Part of the Truthout Series:
"The Universe says loss demands birth and
the two are lovers." — Deena Metzger
By Dahr Jamail
During the times when I’m being as emotionally honest with myself as I’m capable — when I truly ponder the idea that this industrialized version of our species may well have already baked enough warming into Earth’s life-supporting biosphere that all of us may very well be on the way out — I feel at a total loss as to what to do.
From that point of numbness, my life force begins to ask, “What next, then?” Cycling through this process for years since I’ve been reporting on the climate crisis, and most intensely during the research and field trips for my book The End of Ice: Bearing Witness and Finding Meaning in the Path of Climate Disruption, circumstances (namely my own grief and despair) have inevitably forced me into contending with my emotions.

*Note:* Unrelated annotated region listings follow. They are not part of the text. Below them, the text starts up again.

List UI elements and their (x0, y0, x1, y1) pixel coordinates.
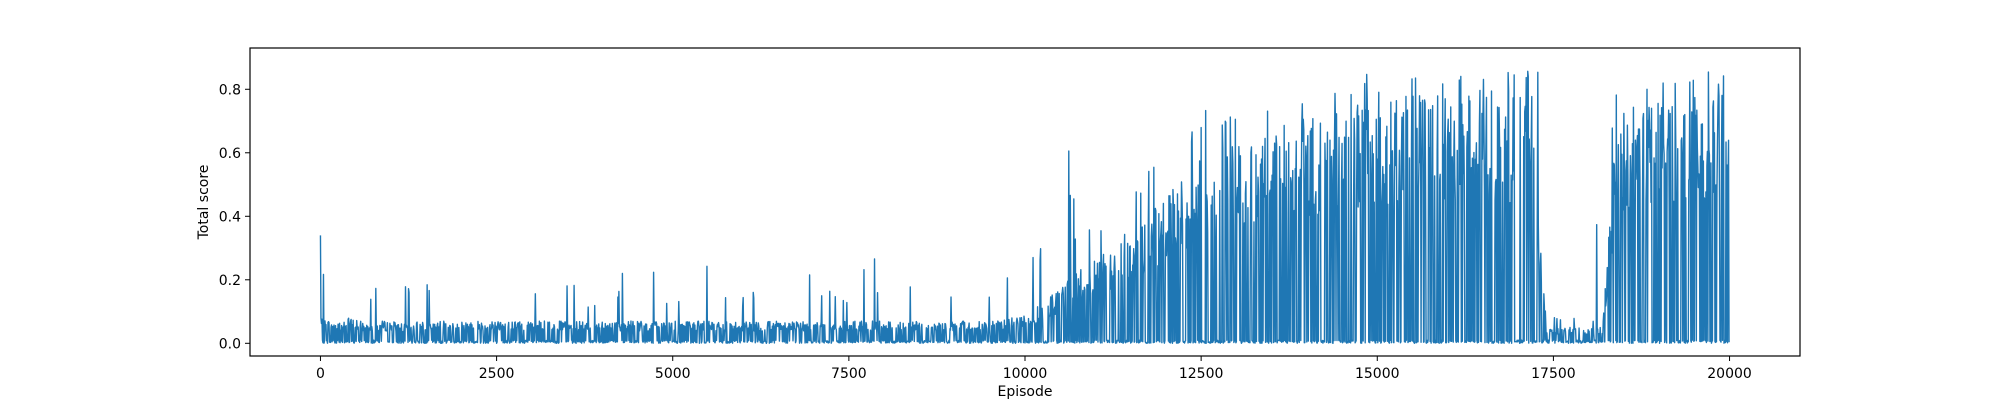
x-tick-label: 12500 (1179, 366, 1224, 382)
y-tick-label: 0.0 (219, 336, 241, 352)
x-axis: 0 2500 5000 7500 10000 12500 15000 17500 20000 (316, 356, 1752, 382)
y-tick-label: 0.6 (219, 146, 241, 162)
x-tick-label: 0 (316, 366, 325, 382)
y-axis: 0.0 0.2 0.4 0.6 0.8 (219, 82, 250, 352)
x-tick-label: 7500 (831, 366, 867, 382)
x-tick-label: 17500 (1531, 366, 1576, 382)
y-tick-label: 0.8 (219, 82, 241, 98)
y-tick-label: 0.2 (219, 273, 241, 289)
x-tick-label: 5000 (655, 366, 691, 382)
x-tick-label: 2500 (479, 366, 515, 382)
x-tick-label: 20000 (1707, 366, 1752, 382)
series-line (319, 70, 1730, 344)
y-axis-label: Total score (196, 165, 212, 241)
axes-frame (249, 47, 1801, 357)
x-tick-label: 10000 (1003, 366, 1048, 382)
x-tick-label: 15000 (1355, 366, 1400, 382)
y-tick-label: 0.4 (219, 209, 241, 225)
plot-area (319, 70, 1730, 344)
x-axis-label: Episode (998, 384, 1053, 400)
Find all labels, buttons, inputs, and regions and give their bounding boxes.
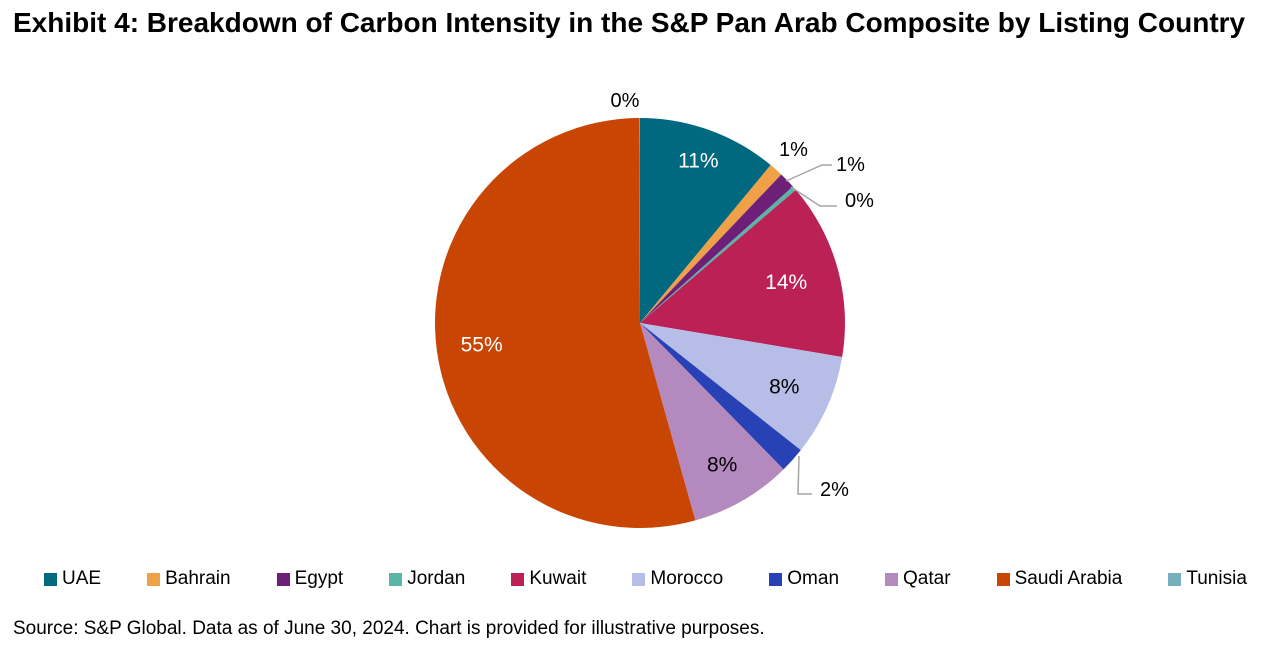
legend-swatch-jordan [389, 572, 403, 586]
pie-label-tunisia: 0% [611, 90, 640, 112]
pie-label-qatar: 8% [707, 453, 737, 476]
legend-swatch-uae [44, 572, 57, 586]
pie-label-uae: 11% [678, 149, 718, 172]
pie-label-egypt: 1% [836, 154, 865, 176]
legend-swatch-kuwait [511, 572, 525, 586]
legend-label-qatar: Qatar [903, 568, 951, 589]
legend-label-oman: Oman [787, 568, 840, 589]
legend-label-morocco: Morocco [650, 568, 724, 589]
legend-swatch-egypt [276, 572, 290, 586]
pie-slice-jordan [640, 186, 796, 323]
legend-swatch-saudi-arabia [996, 572, 1010, 586]
pie-slice-saudi-arabia [435, 118, 696, 529]
legend-label-bahrain: Bahrain [165, 568, 231, 589]
legend-swatch-tunisia [1168, 572, 1182, 586]
chart-title: Exhibit 4: Breakdown of Carbon Intensity… [13, 7, 1246, 38]
legend-item-jordan: Jordan [389, 568, 465, 590]
legend-label-egypt: Egypt [294, 568, 344, 589]
legend-label-jordan: Jordan [407, 568, 466, 589]
pie-label-morocco: 8% [769, 376, 799, 399]
legend-item-saudi-arabia: Saudi Arabia [996, 568, 1123, 590]
pie-slice-morocco [640, 323, 843, 451]
legend-swatch-morocco [632, 572, 646, 586]
legend-label-kuwait: Kuwait [529, 568, 587, 589]
legend-item-tunisia: Tunisia [1168, 568, 1247, 590]
pie-label-saudi-arabia: 55% [461, 334, 503, 357]
source-note: Source: S&P Global. Data as of June 30, … [13, 618, 765, 639]
pie-label-jordan: 0% [845, 190, 874, 212]
pie-slice-bahrain [640, 165, 782, 323]
legend-item-egypt: Egypt [276, 568, 344, 590]
pie-slice-kuwait [640, 189, 845, 357]
pie-slice-tunisia [639, 118, 640, 323]
legend-item-qatar: Qatar [885, 568, 951, 590]
legend-label-saudi-arabia: Saudi Arabia [1014, 568, 1123, 589]
legend-label-tunisia: Tunisia [1186, 568, 1247, 589]
leader-line [790, 186, 837, 207]
pie-label-oman: 2% [820, 479, 849, 501]
legend-label-uae: UAE [62, 568, 102, 589]
legend-swatch-oman [769, 572, 783, 586]
pie-slice-egypt [640, 174, 793, 323]
legend-swatch-bahrain [147, 572, 161, 586]
leader-line [785, 164, 832, 182]
legend-item-uae: UAE [44, 568, 101, 590]
legend-item-bahrain: Bahrain [147, 568, 231, 590]
legend-item-morocco: Morocco [632, 568, 723, 590]
pie-slice-qatar [640, 323, 784, 521]
pie-slice-uae [640, 118, 771, 323]
pie-slice-oman [640, 323, 801, 470]
legend-item-oman: Oman [769, 568, 839, 590]
pie-label-bahrain: 1% [779, 139, 808, 161]
pie-label-kuwait: 14% [765, 271, 807, 294]
chart-legend: UAE Bahrain Egypt Jordan Kuwait Morocco Oman Qa… [0, 566, 1262, 592]
legend-item-kuwait: Kuwait [511, 568, 586, 590]
legend-swatch-qatar [885, 572, 899, 586]
leader-line [797, 455, 812, 495]
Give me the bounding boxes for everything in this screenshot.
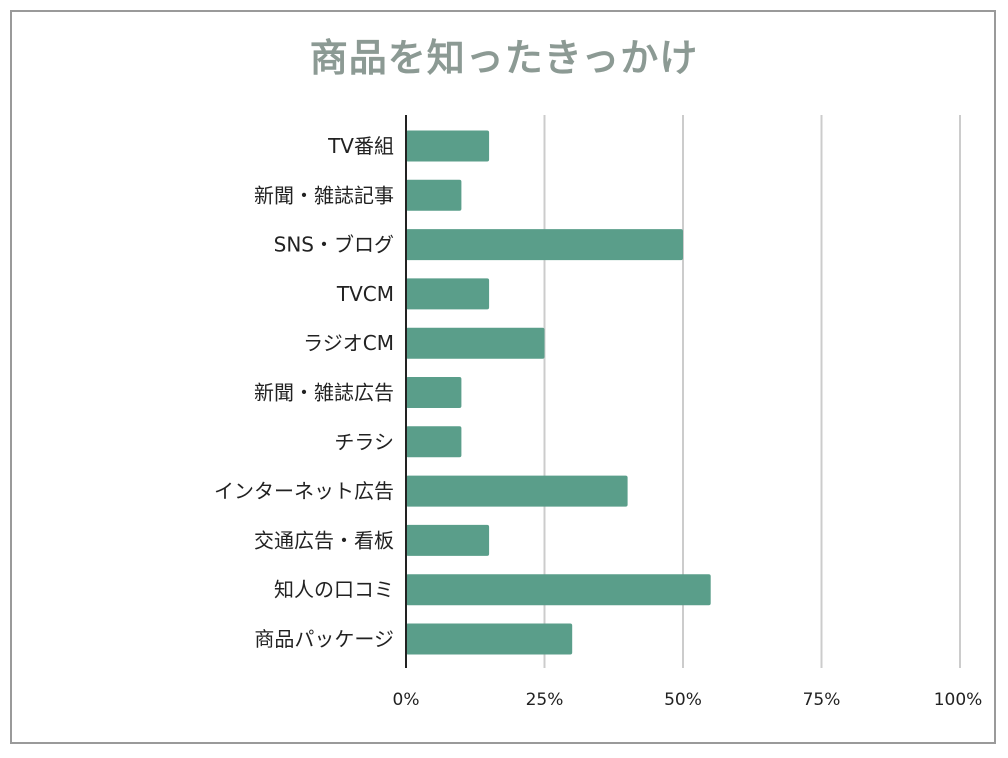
bar-8 bbox=[406, 524, 490, 556]
category-label-1: 新聞・雑誌記事 bbox=[254, 183, 394, 207]
x-tick-label-0: 0% bbox=[393, 690, 420, 710]
bar-3 bbox=[406, 278, 490, 310]
bar-5 bbox=[406, 377, 462, 408]
category-label-5: 新聞・雑誌広告 bbox=[254, 381, 394, 405]
bar-10 bbox=[406, 623, 573, 655]
category-label-8: 交通広告・看板 bbox=[254, 528, 394, 552]
bar-9 bbox=[406, 574, 711, 606]
bar-6 bbox=[406, 426, 462, 458]
x-tick-label-3: 75% bbox=[803, 690, 841, 710]
category-label-10: 商品パッケージ bbox=[254, 627, 394, 651]
bar-4 bbox=[406, 327, 545, 359]
x-tick-label-1: 25% bbox=[526, 690, 564, 710]
bars bbox=[406, 130, 711, 655]
category-label-9: 知人の口コミ bbox=[274, 578, 394, 602]
x-tick-labels: 0% 25% 50% 75% 100% bbox=[393, 690, 983, 710]
category-label-6: チラシ bbox=[334, 430, 394, 454]
bar-0 bbox=[406, 130, 490, 162]
category-label-7: インターネット広告 bbox=[214, 479, 394, 503]
category-label-0: TV番組 bbox=[327, 134, 394, 158]
category-label-3: TVCM bbox=[336, 282, 394, 306]
bar-7 bbox=[406, 475, 628, 507]
category-label-2: SNS・ブログ bbox=[274, 233, 394, 257]
bar-1 bbox=[406, 179, 462, 211]
x-tick-label-2: 50% bbox=[664, 690, 702, 710]
category-label-4: ラジオCM bbox=[303, 331, 394, 355]
x-tick-label-4: 100% bbox=[934, 690, 983, 710]
bar-2 bbox=[406, 229, 683, 261]
chart-title: 商品を知ったきっかけ bbox=[309, 36, 699, 80]
chart-frame bbox=[10, 10, 996, 744]
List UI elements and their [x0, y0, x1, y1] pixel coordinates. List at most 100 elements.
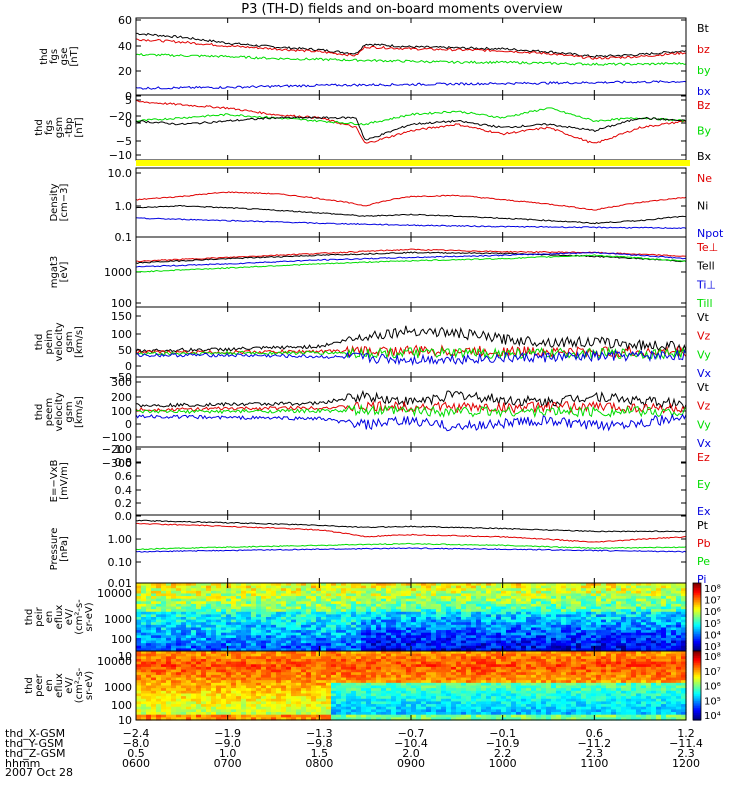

I’ve learned, through a lot of pain and struggling, that the only way forward is to allow myself to deeply feel and express the fear, rage, shock, panic, sadness, anxiety and despair. Only then can I move into a place of taking some of the deep breaths which accompany acceptance of the grave situation at hand.
You, dear reader, who are paying such close attention to the unraveling of all that we know, must share in many of these feelings. When you see another of these grotesque, pasty-white iterations of humanity stuffed into a glossy suit, acting as nothing more than a fossil-fueled ventriloquist’s puppet, do you, like me, burn inside with rage, a rage that threatens to incinerate you? Do you fantasize of their demise? Of somehow bringing them, at least, a taste of the pain their soulless and heartless actions are bringing to the fish searching for food atop the bleached-out coral reefs? To show them the starving polar bears swimming for hundreds of miles to find no ice to rest upon? At these times, I wonder if any of these so-called humans can feel a goddamn thing anymore.
Do you feel the emptiness inside when you become aware of emperor penguin chicks drowning from collapsing ice resulting from planetary warming? Or the fear that comes when we understand our ability to feed ourselves is now very much under threat?
First: Accepting Reality
When you read of how 1.5 acres of rainforest are vanishing every, single, second, does your heart clench in fear? Or when the last of another of the rare frogs existing within said rainforest is lost from this world forever, do you shed the tears that come from a seemingly impotent sadness?
When you come to understand what co-founder of Extinction RebellionRoger Hallam, himself a former organic farmer, has previously told the public, all of these feelings set in even more deeply. In the aforementioned lecture, to paraphrase Hallam, he pointed out how we have already warmed the planet 1.2 degrees Celsius (1.2°C). Based on observational data, we are easily within a decade of losing the summer sea ice in the Arctic. Within another decade, Earth will warm another .5°C due to the melting ice alone. There is already another .5°C warming to come from CO2 that has already been emitted but we’ve yet to experience the warming. The water vapor effect from these events (and other processes already in motion) doubles the impact of warming from other sources, adding another 1°C warming. Hence, at 3°C warming, most of the Amazon rainforest is lost, which in itself adds another 1.5°C of warming. At this point, most likely, Earth is tipped into a hothouse state, possibly into conditions that render it uninhabitable by humans.
Perhaps you might think this sounds too extreme, the stuff of science fiction. If so, consider this: the level of CO2 in the atmosphere today hasn’t been seen in 12 million years, and this level of greenhouse gas is rapidly bringing Earth back into the state it was in during the Eocene Epoch, 33 million years ago, when there was no ice on either of the poles.